Monday, 30 April 2018 09:50

ASEAN Smart Cities Network

Written by 
Rate this item
(1 Vote)

 

Kepala Negara dan pemerintahan negara-negara anggota ASEAN, baru saja bertemu dalam Konferensi Tingkat Tinggi ASEAN ke 32, di Singapura pada 28 April 2018. Tema yang diangkat adalah “"Resilient and Innovative ASEAN" atau Ketahanan dan Inovasi ASEAN. 

Indonesia, seperti diungkapkan Menteri Luar Negeri Retno Marsudi, menyatakan puas dengan berbagai hasil positif yang disepakati dalam Konferensi Tingkat Tinggi (KTT) ke-32 ASEAN itu.

Yang juga mendapat perhatian Indonesia adalah inisitiaf ASEAN Smart Cities Network (Jejaring kota-kota pintar ASEAN).  Setiap negara mengusulkan maksimal tiga kota untuk menjadi bagian dari kerjasama Asean Smart Cities Network ini. Dalam rapat pleno, Presiden Joko Widodo  mengungkapkan ia memandang inisiatif itu sangatlah baik. Masalah perkotaan sangatlah kompleks dan ASEAN Smart Cities Network merupakan salah satu jawaban terhadap tantangan tersebut. Yaitu  membangun kota yang berkelanjutan dan inklusif dengan dukungan teknologi serta inovasi.

Wajar bila Indonesia mendukung usulan jaringan kota pintar ini. Karena Indonesia saat ini sedang mengembangkanGerakan Menuju 100 Smart Cities pada tahun 2018.  Presiden memasukkan tiga kota di Indonesia dalam jejaring ASEAN Smart Cities Network, yaitu Jakarta, Banyuwangi dan Makassar. 

Banyuwangi dan Makassar dianggap telah memenuhi 6 indikator kota pintar di Indonesia, yaitu Smart Living, Smart Environment, Smart Mobility, Smart Governance, Smart Economy, Smart People (kehidupan, lingkungan, pergerakan penduduk, pemerintahan, ekonomi serta  warga yang kesemuanya  cerdas atau pintar).

Indonesia, khususnya Jakarta, Banyuwangi dan Makassar harus memanfaatkan secara maksimal jejaring kota pintar ASEAN ini. Karena akan  membuka peluang besar, antara lain  bagi   usaha kecil dan menengah untuk  lebih berkembang dan menemukan pasar-pasar baru.  Pada gilirannya, ini  akan meningkatkan kesejahteraan masyarakat Indonesia.
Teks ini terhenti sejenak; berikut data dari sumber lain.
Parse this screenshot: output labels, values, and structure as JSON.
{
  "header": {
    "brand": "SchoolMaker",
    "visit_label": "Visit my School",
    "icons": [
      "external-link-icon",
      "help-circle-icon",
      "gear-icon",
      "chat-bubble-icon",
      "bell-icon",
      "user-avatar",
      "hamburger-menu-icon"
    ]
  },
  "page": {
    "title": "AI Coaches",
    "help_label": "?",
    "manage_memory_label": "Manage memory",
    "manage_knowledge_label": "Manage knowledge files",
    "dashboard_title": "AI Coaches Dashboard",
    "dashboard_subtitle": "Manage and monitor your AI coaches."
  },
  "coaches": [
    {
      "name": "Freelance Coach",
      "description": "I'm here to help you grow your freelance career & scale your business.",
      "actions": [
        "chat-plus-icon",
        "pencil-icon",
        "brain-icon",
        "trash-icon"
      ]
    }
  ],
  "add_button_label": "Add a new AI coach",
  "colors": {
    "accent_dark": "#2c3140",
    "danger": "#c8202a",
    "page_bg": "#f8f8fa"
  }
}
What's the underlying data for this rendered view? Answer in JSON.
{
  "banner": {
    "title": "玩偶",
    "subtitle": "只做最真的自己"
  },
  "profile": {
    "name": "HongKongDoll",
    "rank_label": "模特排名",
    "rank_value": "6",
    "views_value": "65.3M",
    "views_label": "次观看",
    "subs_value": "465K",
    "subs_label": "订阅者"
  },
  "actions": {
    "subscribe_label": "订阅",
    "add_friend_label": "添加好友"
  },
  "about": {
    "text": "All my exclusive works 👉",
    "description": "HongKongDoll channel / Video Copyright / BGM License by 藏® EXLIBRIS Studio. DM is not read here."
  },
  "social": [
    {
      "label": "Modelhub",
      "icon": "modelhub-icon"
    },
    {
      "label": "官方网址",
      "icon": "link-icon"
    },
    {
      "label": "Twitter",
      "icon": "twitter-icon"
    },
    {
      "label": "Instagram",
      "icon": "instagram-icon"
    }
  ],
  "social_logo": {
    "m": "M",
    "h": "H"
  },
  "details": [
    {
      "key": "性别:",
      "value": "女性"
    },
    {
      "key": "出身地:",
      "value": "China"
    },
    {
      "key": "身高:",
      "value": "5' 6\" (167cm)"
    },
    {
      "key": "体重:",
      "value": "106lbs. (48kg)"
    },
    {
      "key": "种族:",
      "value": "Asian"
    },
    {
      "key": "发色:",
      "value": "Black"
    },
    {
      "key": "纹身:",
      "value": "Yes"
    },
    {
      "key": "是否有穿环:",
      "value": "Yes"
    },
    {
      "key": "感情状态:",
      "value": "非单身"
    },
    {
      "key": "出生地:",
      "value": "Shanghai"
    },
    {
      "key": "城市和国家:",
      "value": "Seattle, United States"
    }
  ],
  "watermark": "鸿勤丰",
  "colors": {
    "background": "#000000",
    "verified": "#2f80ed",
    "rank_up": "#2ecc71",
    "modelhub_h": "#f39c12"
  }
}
Diharapkan, dengan adanya jejaring kota pintar ASEAN ini, juga akan meningkatkan ketahanan kolektif terhadap ancaman umum, ancaman lintas batas seperti terorisme, kejahatan transnasional dan kejahatan siber.

Semoga ASEAN Smart Cities Network menjadi  jawaban terhadap tantangan pembangunan Masyarakat Asean yang inovatif dan memiliki ketahanan.